Bulletin of the American Physical Society
APS March Meeting 2019
Volume 64, Number 2
Monday–Friday, March 4–8, 2019; Boston, Massachusetts
Session V21: Nanostructures and Metamaterials -- Active Systems
2:30 PM–5:18 PM,
Thursday, March 7, 2019
BCEC
Room: 157B
Sponsoring
Unit:
DMP
Chair: Viktor Podolskiy, University of Massachusetts Lowell
Abstract: V21.00004 : Harnessing Evanescent Waves by Metasurfaces: An All-Optical Analogue of On-Chip Control of Smith-Purcell Emission
3:30 PM–3:42 PM
Presenter:
Yongmin Liu
(Department of Mechanical and Industrial Engineering, Northeastern University)
Authors:
Lin Li
(Department of Mechanical and Industrial Engineering, Northeastern University)
Kan Yao
(Department of Electrical and Computer Engineering, Northeastern University)
Zuojia Wang
(School of Information Science and Engineering, Shandong University)
Yongmin Liu
(Department of Mechanical and Industrial Engineering, Northeastern University)

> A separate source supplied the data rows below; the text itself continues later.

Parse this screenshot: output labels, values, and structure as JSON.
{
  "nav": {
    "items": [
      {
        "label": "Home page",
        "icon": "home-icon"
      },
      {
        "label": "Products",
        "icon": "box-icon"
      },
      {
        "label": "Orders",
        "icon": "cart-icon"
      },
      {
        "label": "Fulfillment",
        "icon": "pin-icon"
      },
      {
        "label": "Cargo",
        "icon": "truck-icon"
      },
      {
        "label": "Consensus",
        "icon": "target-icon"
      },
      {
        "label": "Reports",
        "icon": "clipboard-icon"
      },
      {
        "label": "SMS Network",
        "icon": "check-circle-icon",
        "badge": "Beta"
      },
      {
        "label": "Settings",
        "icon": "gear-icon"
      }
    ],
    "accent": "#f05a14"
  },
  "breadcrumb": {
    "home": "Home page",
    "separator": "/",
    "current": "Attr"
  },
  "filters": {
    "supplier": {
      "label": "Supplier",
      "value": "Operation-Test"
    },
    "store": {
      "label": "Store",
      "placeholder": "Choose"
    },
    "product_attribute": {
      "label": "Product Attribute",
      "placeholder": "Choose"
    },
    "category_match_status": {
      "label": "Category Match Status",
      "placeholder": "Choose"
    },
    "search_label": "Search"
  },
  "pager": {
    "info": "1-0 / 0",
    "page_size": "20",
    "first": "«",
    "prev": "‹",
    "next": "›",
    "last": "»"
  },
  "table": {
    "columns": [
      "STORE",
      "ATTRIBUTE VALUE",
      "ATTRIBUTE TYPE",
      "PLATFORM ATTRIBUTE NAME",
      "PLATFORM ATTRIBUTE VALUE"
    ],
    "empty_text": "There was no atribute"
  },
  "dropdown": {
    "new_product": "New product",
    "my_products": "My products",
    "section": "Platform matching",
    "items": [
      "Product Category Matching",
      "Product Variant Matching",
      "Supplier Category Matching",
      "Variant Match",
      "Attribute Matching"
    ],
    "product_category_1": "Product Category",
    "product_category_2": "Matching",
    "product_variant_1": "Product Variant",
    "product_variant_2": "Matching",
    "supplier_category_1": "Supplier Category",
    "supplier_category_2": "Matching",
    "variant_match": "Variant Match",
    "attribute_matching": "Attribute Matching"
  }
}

The exponentially decaying nature of evanescent waves renders it difficult to capture, extract and engineer the wealth of energy and information that they can carry. Utilizing the out-of-plane electric dipoles and in-plane magnetic diploes produced by a C-aperture metasurface, in this work we show that we can mold evanescent waves on demand. Specifically, we demonstrate an all-optical analogue of manipulating Smith-Purcell emission, in which the evanescent waves are produced by attenuated total reflection rather than moving electrons, and subsequently tailored by the designer metasurfaces. The phase, beam profile and polarization state of the Smith-Purcell emission can be controlled via the orientation of C-aperture nanostructures. Our work opens a new avenue for metasurfaces to work in the critical near-field region to efficiently harness evanescent waves, and promises many potential applications, including on-chip free-electron light sources, tabletop particle detectors and near-field energy harvesting.